At 149 metres high, they have featured along the East Lothian coastline since 1967, when the power station opened, https://en.wikipedia.org/wiki/Cockenzie_power_station.  It is fair to say they do dominate, but theirs is a presence I have developed a huge affection for.  I know I am not alone and it is hard to explain why.  Maybe it bears out the adage that beauty is in the eye of the beholder!
A couple of years ago, I spent a day trying to draw the two chimneys, and the series of buildings around them, with part of the little harbour at Cockenzie in the foreground.  It's a crude attempt, but it's my own record.  As I sat there, an old fisherman shambled across to look over my shoulder.  He then started on his lament for the chimneys, which have guided him and his colleagues safely home from their fishing trips.  The harr, a cold sea fog which occasionally envelopes the Firth of Forth, can disorientate, but the chimneys have been their guiding landmark. So these two towers are an important part of the community too.

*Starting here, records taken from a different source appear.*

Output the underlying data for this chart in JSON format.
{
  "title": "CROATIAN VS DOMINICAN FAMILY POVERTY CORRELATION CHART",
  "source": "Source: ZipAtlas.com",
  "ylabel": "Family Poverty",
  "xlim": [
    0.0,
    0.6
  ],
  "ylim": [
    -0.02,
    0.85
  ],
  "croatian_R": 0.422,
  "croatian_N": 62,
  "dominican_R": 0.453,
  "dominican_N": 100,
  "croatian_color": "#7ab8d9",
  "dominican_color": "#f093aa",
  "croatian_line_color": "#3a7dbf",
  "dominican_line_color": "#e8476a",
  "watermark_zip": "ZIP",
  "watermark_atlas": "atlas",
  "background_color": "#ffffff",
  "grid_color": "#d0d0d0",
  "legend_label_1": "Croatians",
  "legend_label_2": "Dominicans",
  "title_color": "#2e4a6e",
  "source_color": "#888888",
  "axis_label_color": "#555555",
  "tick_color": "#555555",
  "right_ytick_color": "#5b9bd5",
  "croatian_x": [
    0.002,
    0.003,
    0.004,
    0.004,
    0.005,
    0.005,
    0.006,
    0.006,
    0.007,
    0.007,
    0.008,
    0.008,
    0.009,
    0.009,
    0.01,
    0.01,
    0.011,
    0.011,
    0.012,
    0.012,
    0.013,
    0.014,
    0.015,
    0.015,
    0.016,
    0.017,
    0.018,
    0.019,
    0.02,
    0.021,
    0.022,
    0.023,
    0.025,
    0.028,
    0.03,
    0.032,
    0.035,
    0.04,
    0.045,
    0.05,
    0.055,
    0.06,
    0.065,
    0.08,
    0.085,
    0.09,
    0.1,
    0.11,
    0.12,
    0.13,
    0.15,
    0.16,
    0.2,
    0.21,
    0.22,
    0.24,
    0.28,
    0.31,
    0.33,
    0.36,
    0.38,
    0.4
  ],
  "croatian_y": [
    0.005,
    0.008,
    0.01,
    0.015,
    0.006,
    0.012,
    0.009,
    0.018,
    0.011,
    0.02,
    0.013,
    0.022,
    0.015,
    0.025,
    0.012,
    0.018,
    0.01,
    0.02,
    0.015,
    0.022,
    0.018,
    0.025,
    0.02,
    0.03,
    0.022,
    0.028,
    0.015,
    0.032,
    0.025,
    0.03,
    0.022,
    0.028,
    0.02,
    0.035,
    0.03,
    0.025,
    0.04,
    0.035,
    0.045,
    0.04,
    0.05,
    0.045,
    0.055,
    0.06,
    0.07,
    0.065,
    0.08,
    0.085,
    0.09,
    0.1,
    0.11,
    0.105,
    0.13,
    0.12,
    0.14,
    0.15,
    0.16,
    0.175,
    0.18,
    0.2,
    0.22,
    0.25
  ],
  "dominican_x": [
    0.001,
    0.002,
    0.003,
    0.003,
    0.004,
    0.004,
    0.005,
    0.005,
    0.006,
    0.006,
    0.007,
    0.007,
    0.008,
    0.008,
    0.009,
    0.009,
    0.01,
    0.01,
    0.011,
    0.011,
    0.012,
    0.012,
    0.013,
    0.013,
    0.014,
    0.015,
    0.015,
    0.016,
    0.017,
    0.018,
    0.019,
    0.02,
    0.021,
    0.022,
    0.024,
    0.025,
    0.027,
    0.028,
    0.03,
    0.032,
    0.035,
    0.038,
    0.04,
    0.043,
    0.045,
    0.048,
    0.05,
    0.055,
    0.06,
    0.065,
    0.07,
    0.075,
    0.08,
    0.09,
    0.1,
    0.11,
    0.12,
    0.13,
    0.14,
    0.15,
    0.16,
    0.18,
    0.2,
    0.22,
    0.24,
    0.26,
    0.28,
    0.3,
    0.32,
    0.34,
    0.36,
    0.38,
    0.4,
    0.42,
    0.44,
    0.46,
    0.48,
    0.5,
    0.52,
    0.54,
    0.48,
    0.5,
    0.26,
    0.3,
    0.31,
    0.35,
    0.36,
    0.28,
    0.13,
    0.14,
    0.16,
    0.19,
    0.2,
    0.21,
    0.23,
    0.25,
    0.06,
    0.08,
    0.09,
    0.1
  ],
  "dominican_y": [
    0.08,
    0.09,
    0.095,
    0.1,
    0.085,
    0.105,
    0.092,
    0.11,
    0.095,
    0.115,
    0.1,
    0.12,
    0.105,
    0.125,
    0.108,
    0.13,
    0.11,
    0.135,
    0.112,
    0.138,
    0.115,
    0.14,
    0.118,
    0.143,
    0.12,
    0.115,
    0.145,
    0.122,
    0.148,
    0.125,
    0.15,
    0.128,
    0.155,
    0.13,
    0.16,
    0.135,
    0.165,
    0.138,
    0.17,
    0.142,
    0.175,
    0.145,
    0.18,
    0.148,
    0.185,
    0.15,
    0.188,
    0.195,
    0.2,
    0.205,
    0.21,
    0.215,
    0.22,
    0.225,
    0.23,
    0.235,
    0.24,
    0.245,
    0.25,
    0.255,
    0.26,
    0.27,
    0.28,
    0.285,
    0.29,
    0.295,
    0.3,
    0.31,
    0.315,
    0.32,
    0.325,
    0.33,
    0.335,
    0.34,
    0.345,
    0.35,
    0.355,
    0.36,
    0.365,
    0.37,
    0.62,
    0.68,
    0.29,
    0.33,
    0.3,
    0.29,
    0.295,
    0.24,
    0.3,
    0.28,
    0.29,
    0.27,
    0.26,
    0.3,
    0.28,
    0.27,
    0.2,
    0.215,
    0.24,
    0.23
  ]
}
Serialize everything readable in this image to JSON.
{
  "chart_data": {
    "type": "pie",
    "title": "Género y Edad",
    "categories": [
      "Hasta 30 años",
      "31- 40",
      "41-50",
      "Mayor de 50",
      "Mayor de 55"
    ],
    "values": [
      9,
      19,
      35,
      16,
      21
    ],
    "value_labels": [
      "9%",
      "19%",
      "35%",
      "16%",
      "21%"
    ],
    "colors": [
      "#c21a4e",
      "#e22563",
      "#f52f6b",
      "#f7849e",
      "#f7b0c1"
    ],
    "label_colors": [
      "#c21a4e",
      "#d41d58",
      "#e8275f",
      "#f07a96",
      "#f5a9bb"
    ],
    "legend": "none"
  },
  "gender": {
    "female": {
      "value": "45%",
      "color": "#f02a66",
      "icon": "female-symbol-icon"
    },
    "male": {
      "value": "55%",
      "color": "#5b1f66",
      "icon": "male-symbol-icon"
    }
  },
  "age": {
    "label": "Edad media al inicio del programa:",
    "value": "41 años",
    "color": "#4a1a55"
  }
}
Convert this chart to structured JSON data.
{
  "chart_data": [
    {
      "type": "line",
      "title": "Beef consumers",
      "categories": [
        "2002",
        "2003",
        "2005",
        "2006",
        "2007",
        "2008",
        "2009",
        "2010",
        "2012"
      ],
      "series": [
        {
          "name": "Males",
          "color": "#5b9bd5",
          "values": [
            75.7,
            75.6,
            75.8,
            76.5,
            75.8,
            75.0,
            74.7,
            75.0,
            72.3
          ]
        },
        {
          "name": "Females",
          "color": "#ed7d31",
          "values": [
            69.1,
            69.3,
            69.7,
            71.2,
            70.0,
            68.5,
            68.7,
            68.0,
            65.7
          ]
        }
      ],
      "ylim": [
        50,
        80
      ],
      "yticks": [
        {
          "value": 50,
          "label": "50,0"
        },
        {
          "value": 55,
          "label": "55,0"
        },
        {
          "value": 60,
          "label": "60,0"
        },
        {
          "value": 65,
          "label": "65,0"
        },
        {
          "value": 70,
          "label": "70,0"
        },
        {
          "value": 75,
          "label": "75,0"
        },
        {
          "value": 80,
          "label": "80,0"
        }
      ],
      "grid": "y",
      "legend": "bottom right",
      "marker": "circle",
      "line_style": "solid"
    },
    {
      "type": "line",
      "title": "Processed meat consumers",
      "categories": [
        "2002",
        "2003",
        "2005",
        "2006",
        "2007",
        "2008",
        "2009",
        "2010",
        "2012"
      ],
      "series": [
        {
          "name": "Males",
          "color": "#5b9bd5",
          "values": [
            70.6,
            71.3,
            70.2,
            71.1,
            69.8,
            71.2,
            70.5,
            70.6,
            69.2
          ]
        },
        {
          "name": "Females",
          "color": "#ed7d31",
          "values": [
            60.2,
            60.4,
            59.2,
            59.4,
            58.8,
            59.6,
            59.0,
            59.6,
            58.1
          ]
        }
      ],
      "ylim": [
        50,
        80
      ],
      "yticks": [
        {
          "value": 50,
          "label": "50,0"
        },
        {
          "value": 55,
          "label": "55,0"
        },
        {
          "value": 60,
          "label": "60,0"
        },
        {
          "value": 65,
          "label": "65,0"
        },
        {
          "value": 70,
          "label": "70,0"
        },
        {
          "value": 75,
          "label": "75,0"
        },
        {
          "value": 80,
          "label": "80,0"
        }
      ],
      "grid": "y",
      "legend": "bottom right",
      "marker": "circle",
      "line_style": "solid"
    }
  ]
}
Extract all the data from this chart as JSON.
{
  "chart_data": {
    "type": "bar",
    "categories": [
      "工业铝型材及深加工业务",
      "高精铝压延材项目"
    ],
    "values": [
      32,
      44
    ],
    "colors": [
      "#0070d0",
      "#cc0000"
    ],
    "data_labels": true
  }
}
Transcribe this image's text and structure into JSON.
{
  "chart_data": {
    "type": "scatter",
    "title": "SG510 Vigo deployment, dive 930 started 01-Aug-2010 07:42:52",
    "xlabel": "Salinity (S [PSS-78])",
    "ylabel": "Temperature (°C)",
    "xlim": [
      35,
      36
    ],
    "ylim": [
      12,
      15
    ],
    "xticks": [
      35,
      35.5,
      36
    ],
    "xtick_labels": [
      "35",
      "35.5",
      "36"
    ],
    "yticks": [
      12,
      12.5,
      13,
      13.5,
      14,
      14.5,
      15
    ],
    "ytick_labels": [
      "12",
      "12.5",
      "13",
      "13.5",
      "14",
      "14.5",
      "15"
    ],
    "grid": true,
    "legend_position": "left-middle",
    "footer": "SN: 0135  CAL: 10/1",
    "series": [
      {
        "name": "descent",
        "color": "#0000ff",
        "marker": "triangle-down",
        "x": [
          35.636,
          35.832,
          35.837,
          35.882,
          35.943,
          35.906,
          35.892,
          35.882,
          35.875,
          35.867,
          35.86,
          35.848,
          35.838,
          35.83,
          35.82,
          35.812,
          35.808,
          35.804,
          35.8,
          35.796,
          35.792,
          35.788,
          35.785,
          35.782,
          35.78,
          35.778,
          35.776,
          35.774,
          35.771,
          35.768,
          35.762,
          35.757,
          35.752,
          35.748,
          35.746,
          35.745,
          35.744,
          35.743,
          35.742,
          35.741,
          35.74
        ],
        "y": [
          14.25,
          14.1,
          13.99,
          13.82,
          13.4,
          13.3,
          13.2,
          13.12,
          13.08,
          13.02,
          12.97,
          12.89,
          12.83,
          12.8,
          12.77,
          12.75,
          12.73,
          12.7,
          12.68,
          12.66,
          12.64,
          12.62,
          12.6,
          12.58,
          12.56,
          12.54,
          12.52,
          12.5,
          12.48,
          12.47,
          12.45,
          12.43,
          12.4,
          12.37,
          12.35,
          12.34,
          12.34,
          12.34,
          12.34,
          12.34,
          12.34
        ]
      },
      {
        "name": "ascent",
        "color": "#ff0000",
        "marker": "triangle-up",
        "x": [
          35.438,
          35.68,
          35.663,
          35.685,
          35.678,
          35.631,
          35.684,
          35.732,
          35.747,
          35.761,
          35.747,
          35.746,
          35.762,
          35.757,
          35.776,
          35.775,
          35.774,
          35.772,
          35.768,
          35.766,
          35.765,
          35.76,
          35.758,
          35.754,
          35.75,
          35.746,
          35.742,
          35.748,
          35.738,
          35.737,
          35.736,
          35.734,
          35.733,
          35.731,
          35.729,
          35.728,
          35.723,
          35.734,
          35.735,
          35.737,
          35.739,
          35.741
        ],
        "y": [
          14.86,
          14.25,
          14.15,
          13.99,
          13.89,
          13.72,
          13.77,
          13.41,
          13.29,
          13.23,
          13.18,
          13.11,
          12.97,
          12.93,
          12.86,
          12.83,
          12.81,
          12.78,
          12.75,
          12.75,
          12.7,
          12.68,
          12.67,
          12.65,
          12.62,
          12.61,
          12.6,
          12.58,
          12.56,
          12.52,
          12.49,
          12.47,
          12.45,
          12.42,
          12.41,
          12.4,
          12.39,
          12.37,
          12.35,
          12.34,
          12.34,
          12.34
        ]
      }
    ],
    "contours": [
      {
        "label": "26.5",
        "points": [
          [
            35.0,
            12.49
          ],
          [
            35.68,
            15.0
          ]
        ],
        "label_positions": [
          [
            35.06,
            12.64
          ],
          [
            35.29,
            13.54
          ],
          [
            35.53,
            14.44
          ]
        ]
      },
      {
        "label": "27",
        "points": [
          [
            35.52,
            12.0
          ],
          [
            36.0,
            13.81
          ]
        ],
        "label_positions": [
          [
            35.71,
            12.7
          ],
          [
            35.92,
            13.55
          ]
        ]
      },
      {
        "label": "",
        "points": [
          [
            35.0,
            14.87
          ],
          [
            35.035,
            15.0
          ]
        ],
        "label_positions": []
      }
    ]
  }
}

Slowly the complex is being demolished, laying the base of the chimneys bare.  You can see them from the coastal path.  Mr Gaucho and I went for a wander, to take photos, and record the chimneys, before they vanish from our skyline.  
The ever-present North Berwick Law in the distance.  At least they can't remove that!

They have a presence, which keeps drawing you in.  When I am driving into Edinburgh the power station sits off to the right of the A1.  I always look across, fleetingly, several times, as I pass.  
It's the same when I travel into town by train.  The chimneys are just there.  It is hard to ignore them, and equally difficult to imagine the landscape without them!  
After taking as many photographs as one could possibly want to take of two huge chimneys, we walked back to the car.  But I found myself looking back over my shoulder.  I noticed Mr Gaucho doing the same.  

So, here is their last sunset, yesterday.  I didn't really want to see the chimneys demolished today, but having read the Guardian article, it makes the point that it is not often one can witness a change in the landscape with the press of a button.  We have charge of our two youngest grandsons this morning, so assuming there is nothing young boys like better than a bit of destruction, I thought we would go and find a decent vantage point, and watch the execution.